I have been waiting for the release of this show since the inception of DVD's became so commonplace that such obscure shows like "White Shadow" were released....Why not Dr. Katz?...and poof!...it was released! Thank you Comedy Central for finally releasing it; just don't stop at season 2!!!

I just finished watching both seasons (1 and 2) and I had a smile on my face from ear to ear for almost every second of the show. The most endearing moments of the show occur when Dr, Katz and his son, Ben are together.
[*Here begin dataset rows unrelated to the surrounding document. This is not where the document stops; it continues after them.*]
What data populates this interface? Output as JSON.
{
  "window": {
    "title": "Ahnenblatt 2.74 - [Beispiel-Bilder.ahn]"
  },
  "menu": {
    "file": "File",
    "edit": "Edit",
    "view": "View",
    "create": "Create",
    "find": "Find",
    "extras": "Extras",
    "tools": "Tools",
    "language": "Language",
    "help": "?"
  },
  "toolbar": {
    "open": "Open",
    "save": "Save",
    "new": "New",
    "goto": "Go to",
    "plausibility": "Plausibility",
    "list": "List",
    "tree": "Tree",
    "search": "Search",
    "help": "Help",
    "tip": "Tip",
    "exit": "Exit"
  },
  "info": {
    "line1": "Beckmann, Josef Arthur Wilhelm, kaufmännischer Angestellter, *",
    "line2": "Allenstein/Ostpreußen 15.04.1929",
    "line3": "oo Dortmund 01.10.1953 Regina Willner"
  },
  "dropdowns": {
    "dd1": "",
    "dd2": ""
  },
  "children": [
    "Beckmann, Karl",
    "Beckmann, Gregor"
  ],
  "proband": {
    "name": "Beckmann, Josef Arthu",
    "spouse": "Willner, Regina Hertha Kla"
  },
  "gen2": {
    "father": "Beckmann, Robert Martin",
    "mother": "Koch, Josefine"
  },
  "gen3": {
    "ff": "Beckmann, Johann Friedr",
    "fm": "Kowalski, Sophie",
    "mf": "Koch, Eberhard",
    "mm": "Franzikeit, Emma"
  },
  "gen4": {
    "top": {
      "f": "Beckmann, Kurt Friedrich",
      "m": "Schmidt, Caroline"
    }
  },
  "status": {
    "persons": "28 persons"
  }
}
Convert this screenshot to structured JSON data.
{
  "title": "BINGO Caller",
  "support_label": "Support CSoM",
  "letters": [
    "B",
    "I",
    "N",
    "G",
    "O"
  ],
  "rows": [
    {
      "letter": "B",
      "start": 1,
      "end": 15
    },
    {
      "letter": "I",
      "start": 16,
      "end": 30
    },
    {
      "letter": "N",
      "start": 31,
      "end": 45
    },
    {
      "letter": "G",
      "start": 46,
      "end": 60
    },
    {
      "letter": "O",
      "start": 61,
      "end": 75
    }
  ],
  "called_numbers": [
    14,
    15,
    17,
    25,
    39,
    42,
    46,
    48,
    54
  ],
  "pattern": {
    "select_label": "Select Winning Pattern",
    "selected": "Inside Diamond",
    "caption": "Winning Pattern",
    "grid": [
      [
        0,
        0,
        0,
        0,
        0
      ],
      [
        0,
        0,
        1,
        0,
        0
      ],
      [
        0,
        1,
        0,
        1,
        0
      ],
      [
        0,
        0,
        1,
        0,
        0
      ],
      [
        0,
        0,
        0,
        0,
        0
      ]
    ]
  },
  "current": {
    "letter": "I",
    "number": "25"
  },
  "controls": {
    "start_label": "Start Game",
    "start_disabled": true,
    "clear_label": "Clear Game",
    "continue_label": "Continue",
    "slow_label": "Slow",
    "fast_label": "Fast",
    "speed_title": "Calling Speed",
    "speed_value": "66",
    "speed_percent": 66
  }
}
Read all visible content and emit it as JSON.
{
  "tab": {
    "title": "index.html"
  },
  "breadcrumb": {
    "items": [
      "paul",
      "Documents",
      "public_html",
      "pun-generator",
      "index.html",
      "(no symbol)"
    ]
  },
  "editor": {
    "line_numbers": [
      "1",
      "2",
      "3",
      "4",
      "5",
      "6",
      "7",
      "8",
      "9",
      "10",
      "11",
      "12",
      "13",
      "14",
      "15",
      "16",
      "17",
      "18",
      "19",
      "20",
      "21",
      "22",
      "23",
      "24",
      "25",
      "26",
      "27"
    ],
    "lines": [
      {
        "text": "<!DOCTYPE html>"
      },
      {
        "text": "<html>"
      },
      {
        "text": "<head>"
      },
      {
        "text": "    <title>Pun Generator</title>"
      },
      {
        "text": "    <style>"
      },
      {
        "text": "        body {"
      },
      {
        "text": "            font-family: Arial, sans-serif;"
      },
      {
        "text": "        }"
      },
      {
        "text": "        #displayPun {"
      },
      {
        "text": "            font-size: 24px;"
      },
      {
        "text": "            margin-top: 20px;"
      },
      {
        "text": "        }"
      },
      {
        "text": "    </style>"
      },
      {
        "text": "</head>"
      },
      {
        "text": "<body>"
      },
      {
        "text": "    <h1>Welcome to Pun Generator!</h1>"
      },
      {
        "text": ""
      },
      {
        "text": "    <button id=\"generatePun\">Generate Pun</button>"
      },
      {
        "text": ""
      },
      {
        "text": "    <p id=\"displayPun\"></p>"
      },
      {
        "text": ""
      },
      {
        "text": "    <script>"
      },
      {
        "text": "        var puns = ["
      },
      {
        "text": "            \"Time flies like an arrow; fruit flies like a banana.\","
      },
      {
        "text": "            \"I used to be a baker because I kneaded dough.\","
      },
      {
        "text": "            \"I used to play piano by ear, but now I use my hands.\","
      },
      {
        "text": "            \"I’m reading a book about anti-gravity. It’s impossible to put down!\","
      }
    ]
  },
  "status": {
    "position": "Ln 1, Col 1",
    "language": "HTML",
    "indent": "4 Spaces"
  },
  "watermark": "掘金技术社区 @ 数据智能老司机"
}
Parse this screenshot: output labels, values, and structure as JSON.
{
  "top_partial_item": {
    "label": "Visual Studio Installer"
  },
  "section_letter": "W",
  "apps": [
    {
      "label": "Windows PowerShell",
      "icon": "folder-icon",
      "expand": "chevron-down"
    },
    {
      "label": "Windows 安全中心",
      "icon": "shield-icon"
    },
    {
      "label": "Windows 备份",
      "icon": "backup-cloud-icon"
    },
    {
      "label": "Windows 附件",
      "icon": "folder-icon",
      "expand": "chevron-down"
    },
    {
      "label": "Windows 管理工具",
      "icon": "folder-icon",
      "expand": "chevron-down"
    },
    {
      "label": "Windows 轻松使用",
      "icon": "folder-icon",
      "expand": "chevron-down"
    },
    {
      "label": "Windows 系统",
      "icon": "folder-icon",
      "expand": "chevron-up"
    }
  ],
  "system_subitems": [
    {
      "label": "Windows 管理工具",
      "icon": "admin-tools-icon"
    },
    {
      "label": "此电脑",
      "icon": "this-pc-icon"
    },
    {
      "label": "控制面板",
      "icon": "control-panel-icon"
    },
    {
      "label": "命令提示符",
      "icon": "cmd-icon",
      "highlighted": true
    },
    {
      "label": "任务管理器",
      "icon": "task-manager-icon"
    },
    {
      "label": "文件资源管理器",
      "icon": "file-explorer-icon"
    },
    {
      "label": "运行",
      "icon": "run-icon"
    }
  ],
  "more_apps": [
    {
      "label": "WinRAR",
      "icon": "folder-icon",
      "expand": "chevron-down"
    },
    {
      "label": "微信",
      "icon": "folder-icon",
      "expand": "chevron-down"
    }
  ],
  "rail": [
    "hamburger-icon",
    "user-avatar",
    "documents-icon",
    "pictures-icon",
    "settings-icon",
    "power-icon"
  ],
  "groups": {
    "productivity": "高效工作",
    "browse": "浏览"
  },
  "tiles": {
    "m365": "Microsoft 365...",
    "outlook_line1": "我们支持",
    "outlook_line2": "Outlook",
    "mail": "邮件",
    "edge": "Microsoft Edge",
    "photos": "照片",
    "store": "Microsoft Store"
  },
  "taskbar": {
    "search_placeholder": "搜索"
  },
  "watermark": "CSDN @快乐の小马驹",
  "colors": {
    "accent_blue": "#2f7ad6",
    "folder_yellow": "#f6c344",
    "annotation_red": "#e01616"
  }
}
Jonathan Katz's very natural delivery give this show such a realistic edge that you sometimes forget that you are watching a cartoon. The dialogue between the main characters and the cast of characters/comedians that lay on the couch is just perfect! You feel like a fly on the wall because they talk about things that everyone talks about. I find myself relating to almost 100% of the dialogue between Dr. Katz and Ben and thinking back to some of the same conversations my own father and I used to have when I was living at home after college....I was that same slacker son, not dating, loafing, wearing mismatched socks, eating sugary cereals...we all were a "Ben" at one point in our lives and if you weren't, you probably knew someone just like him. I agree with a previous reviewer that "Benny Boy" was the star of the show. Yes, he did truly steal the show.

One of the low-lights of the show, and this is probably the only weakness of the show, is the character of "Laura", Dr. Katz's secretary.